Au total, le marché monétaire prévoit un cycle de durcissement de 225 points de base (2,25 points de pourcentage) cette année aux Etats-Unis. En zone euro, la pression va s’accroître sur la Banque Centrale Européenne (BCE) afin qu’elle agisse contre l’inflation. Si on se base sur l’inflation publiée en février, 62% des composants ont connu une inflation supérieure à 3% et 46% au-dessus de 4%. Nous ne pouvons plus parler d’inflation temporaire. La BCE va devoir durcir sa politique monétaire dans les mois à venir. Le décalage de politique monétaire entre d’un côté le Japon et de l’autre les Etats-Unis et la zone euro est un puissant moteur de baisse du yen par rapport au dollar et à l’euro. En effet, cela conduit à un élargissement des spreads de taux, ce qui renforce mécaniquement l’attractivité des monnaies dont le loyer de l’argent est comparativement plus élevé.
>> A lire aussi – Forex : qu’est-ce que c’est ? Pourquoi investir ?
Le Japon est un importateur net de pétrole (90% de l’énergie est importée) et de métaux. Si la hausse des matières premières, au sens large, continue et que le risque géopolitique reste contenu, la dépréciation du yen japonais pourrait se poursuivre. C’est notre scénario central. Nous sommes actuellement dans un supercycle des matières premières qui va certainement aboutir à une hausse durable des prix de l’énergie, des produits agricoles et des métaux précieux. Cela va directement se traduire par une dégradation de la balance commerciale japonaise (hausse des importations) et une compression du pouvoir d’achat des ménages (l’augmentation des prix est toujours répercutée sur le consommateur).

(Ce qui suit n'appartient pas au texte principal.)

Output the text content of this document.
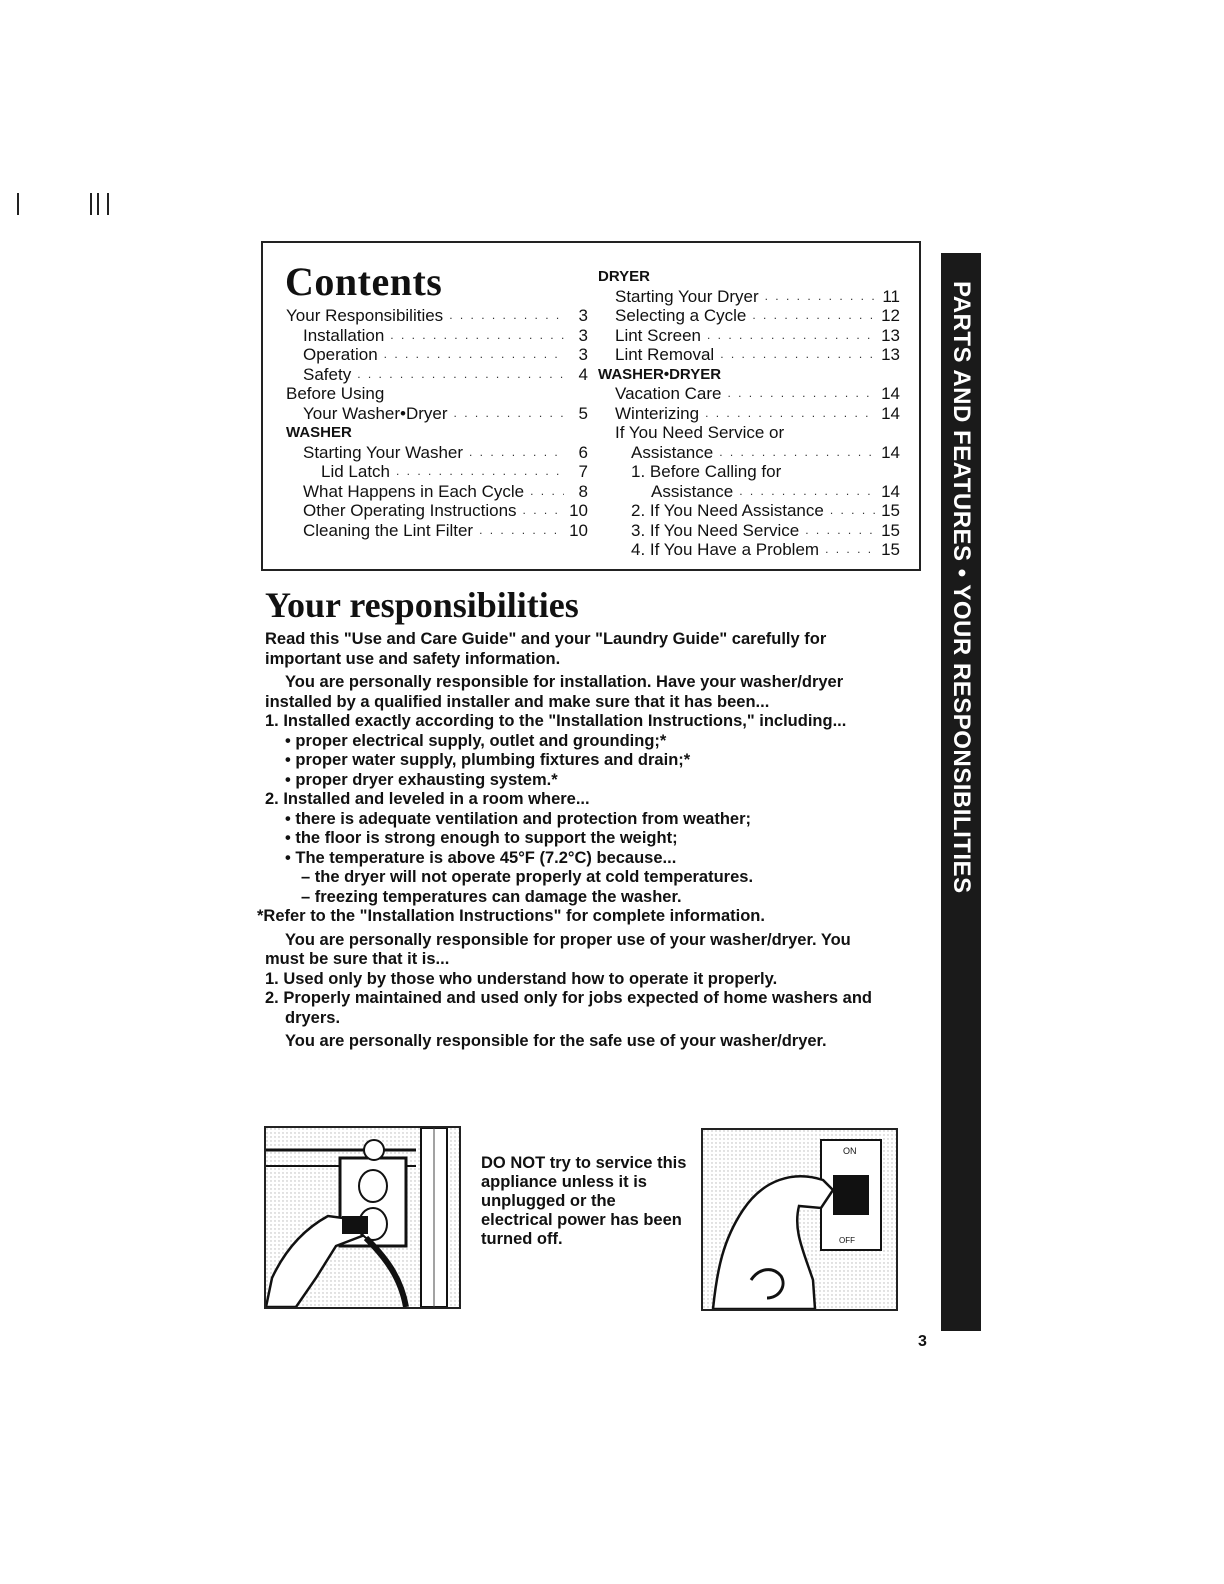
Contents
Your Responsibilities . . .	3
Installation . . .	3
Operation . . .	3
Safety . . .	4
Before Using
Your Washer•Dryer . . .	5
WASHER
Starting Your Washer . . .	6
Lid Latch . . .	7
What Happens in Each Cycle . . .	8
Other Operating Instructions . . .	10
Cleaning the Lint Filter . . .	10
DRYER
Starting Your Dryer . . .	11
Selecting a Cycle . . .	12
Lint Screen . . .	13
Lint Removal . . .	13
WASHER•DRYER
Vacation Care . . .	14
Winterizing . . .	14
If You Need Service or
Assistance . . .	14
1. Before Calling for
Assistance . . .	14
2. If You Need Assistance . . .	15
3. If You Need Service . . .	15
4. If You Have a Problem . . .	15
Your responsibilities

Read this "Use and Care Guide" and your "Laundry Guide" carefully for important use and safety information.

You are personally responsible for installation. Have your washer/dryer installed by a qualified installer and make sure that it has been...

1. Installed exactly according to the "Installation Instructions," including...

• proper electrical supply, outlet and grounding;*

• proper water supply, plumbing fixtures and drain;*

• proper dryer exhausting system.*

2. Installed and leveled in a room where...

• there is adequate ventilation and protection from weather;

• the floor is strong enough to support the weight;

• The temperature is above 45°F (7.2°C) because...

– the dryer will not operate properly at cold temperatures.

– freezing temperatures can damage the washer.

*Refer to the "Installation Instructions" for complete information.

You are personally responsible for proper use of your washer/dryer. You must be sure that it is...

1. Used only by those who understand how to operate it properly.

2. Properly maintained and used only for jobs expected of home washers and dryers.

You are personally responsible for the safe use of your washer/dryer.

DO NOT try to service this appliance unless it is unplugged or the electrical power has been turned off.
ON
OFF
PARTS AND FEATURES • YOUR RESPONSIBILITIES
3
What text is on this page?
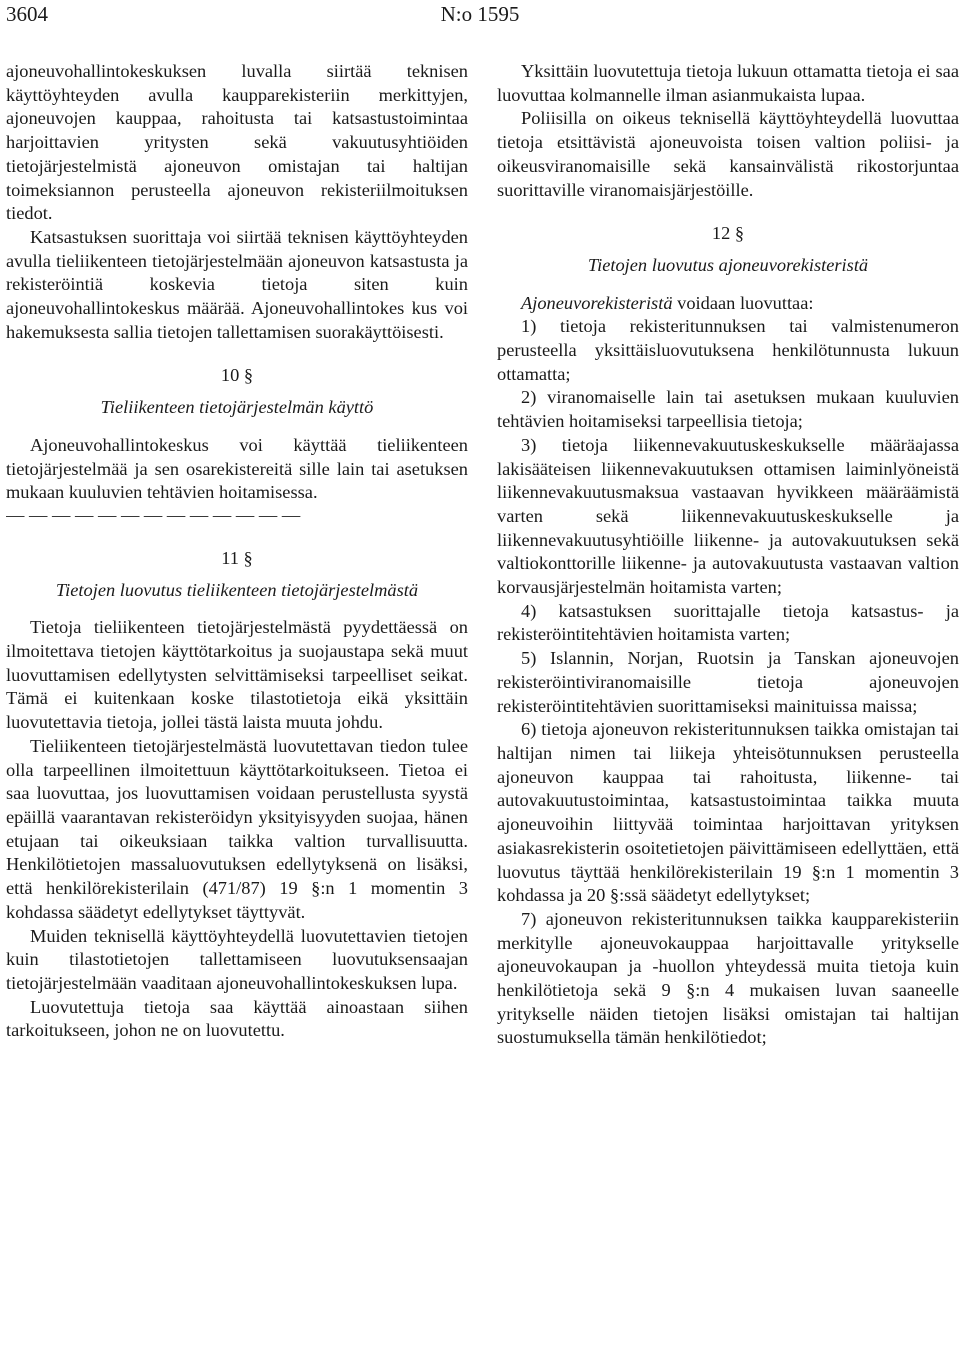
3604	N:o 1595

ajoneuvohallintokeskuksen luvalla siirtää teknisen käyttöyhteyden avulla kaupparekisteriin merkittyjen, ajoneuvojen kauppaa, rahoitusta tai katsastustoimintaa harjoittavien yritysten sekä vakuutusyhtiöiden tietojärjestelmistä ajoneuvon omistajan tai haltijan toimeksiannon perusteella ajoneuvon rekisteriilmoituksen tiedot.

Katsastuksen suorittaja voi siirtää teknisen käyttöyhteyden avulla tieliikenteen tietojärjestelmään ajoneuvon katsastusta ja rekisteröintiä koskevia tietoja siten kuin ajoneuvohallintokeskus määrää. Ajoneuvohallintokes kus voi hakemuksesta sallia tietojen tallettamisen suorakäyttöisesti.

10 §

Tieliikenteen tietojärjestelmän käyttö

Ajoneuvohallintokeskus voi käyttää tieliikenteen tietojärjestelmää ja sen osarekistereitä sille lain tai asetuksen mukaan kuuluvien tehtävien hoitamisessa.

— — — — — — — — — — — — —

11 §

Tietojen luovutus tieliikenteen tietojärjestelmästä

Tietoja tieliikenteen tietojärjestelmästä pyydettäessä on ilmoitettava tietojen käyttötarkoitus ja suojaustapa sekä muut luovuttamisen edellytysten selvittämiseksi tarpeelliset seikat. Tämä ei kuitenkaan koske tilastotietoja eikä yksittäin luovutettavia tietoja, jollei tästä laista muuta johdu.

Tieliikenteen tietojärjestelmästä luovutettavan tiedon tulee olla tarpeellinen ilmoitettuun käyttötarkoitukseen. Tietoa ei saa luovuttaa, jos luovuttamisen voidaan perustellusta syystä epäillä vaarantavan rekisteröidyn yksityisyyden suojaa, hänen etujaan tai oikeuksiaan taikka valtion turvallisuutta. Henkilötietojen massaluovutuksen edellytyksenä on lisäksi, että henkilörekisterilain (471/87) 19 §:n 1 momentin 3 kohdassa säädetyt edellytykset täyttyvät.

Muiden teknisellä käyttöyhteydellä luovutettavien tietojen kuin tilastotietojen tallettamiseen luovutuksensaajan tietojärjestelmään vaaditaan ajoneuvohallintokeskuksen lupa.

Luovutettuja tietoja saa käyttää ainoastaan siihen tarkoitukseen, johon ne on luovutettu.

Yksittäin luovutettuja tietoja lukuun ottamatta tietoja ei saa luovuttaa kolmannelle ilman asianmukaista lupaa.

Poliisilla on oikeus teknisellä käyttöyhteydellä luovuttaa tietoja etsittävistä ajoneuvoista toisen valtion poliisi- ja oikeusviranomaisille sekä kansainvälistä rikostorjuntaa suorittaville viranomaisjärjestöille.

12 §

Tietojen luovutus ajoneuvorekisteristä

Ajoneuvorekisteristä voidaan luovuttaa:

1) tietoja rekisteritunnuksen tai valmistenumeron perusteella yksittäisluovutuksena henkilötunnusta lukuun ottamatta;

2) viranomaiselle lain tai asetuksen mukaan kuuluvien tehtävien hoitamiseksi tarpeellisia tietoja;

3) tietoja liikennevakuutuskeskukselle määräajassa lakisääteisen liikennevakuutuksen ottamisen laiminlyöneistä liikennevakuutusmaksua vastaavan hyvikkeen määräämistä varten sekä liikennevakuutuskeskukselle ja liikennevakuutusyhtiöille liikenne- ja autovakuutuksen sekä valtiokonttorille liikenne- ja autovakuutusta vastaavan valtion korvausjärjestelmän hoitamista varten;

4) katsastuksen suorittajalle tietoja katsastus- ja rekisteröintitehtävien hoitamista varten;

5) Islannin, Norjan, Ruotsin ja Tanskan ajoneuvojen rekisteröintiviranomaisille tietoja ajoneuvojen rekisteröintitehtävien suorittamiseksi mainituissa maissa;

6) tietoja ajoneuvon rekisteritunnuksen taikka omistajan tai haltijan nimen tai liikeja yhteisötunnuksen perusteella ajoneuvon kauppaa tai rahoitusta, liikenne- tai autovakuutustoimintaa, katsastustoimintaa taikka muuta ajoneuvoihin liittyvää toimintaa harjoittavan yrityksen asiakasrekisterin osoitetietojen päivittämiseen edellyttäen, että luovutus täyttää henkilörekisterilain 19 §:n 1 momentin 3 kohdassa ja 20 §:ssä säädetyt edellytykset;

7) ajoneuvon rekisteritunnuksen taikka kaupparekisteriin merkitylle ajoneuvokauppaa harjoittavalle yritykselle ajoneuvokaupan ja -huollon yhteydessä muita tietoja kuin henkilötietoja sekä 9 §:n 4 mukaisen luvan saaneelle yritykselle näiden tietojen lisäksi omistajan tai haltijan suostumuksella tämän henkilötiedot;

Le net refroidissement diplomatique entre la Russie et le Japon est l’une des conséquences inattendues de la guerre en Ukraine. Fin mars, la Russie a quitté la table des négociations concernant les îles Kouriles – un îlot annexé par l’Union Soviétique en 1945 et que le Japon considère comme partie intégrante de son territoire. La politique de la chaise vide de la part de la Russie est une réaction directe à la mise en place de sanctions par l’archipel nippon contre le pays suite à l’invasion de l’Ukraine et aux crimes de guerre commis par l’armée russe. Des observateurs considèrent qu’en cas de tensions géopolitiques entre la Russie et le Japon, ce dernier pourrait être mis en difficulté. C’est un facteur, à la marge, qui peut aussi expliquer la baisse du yen japonais.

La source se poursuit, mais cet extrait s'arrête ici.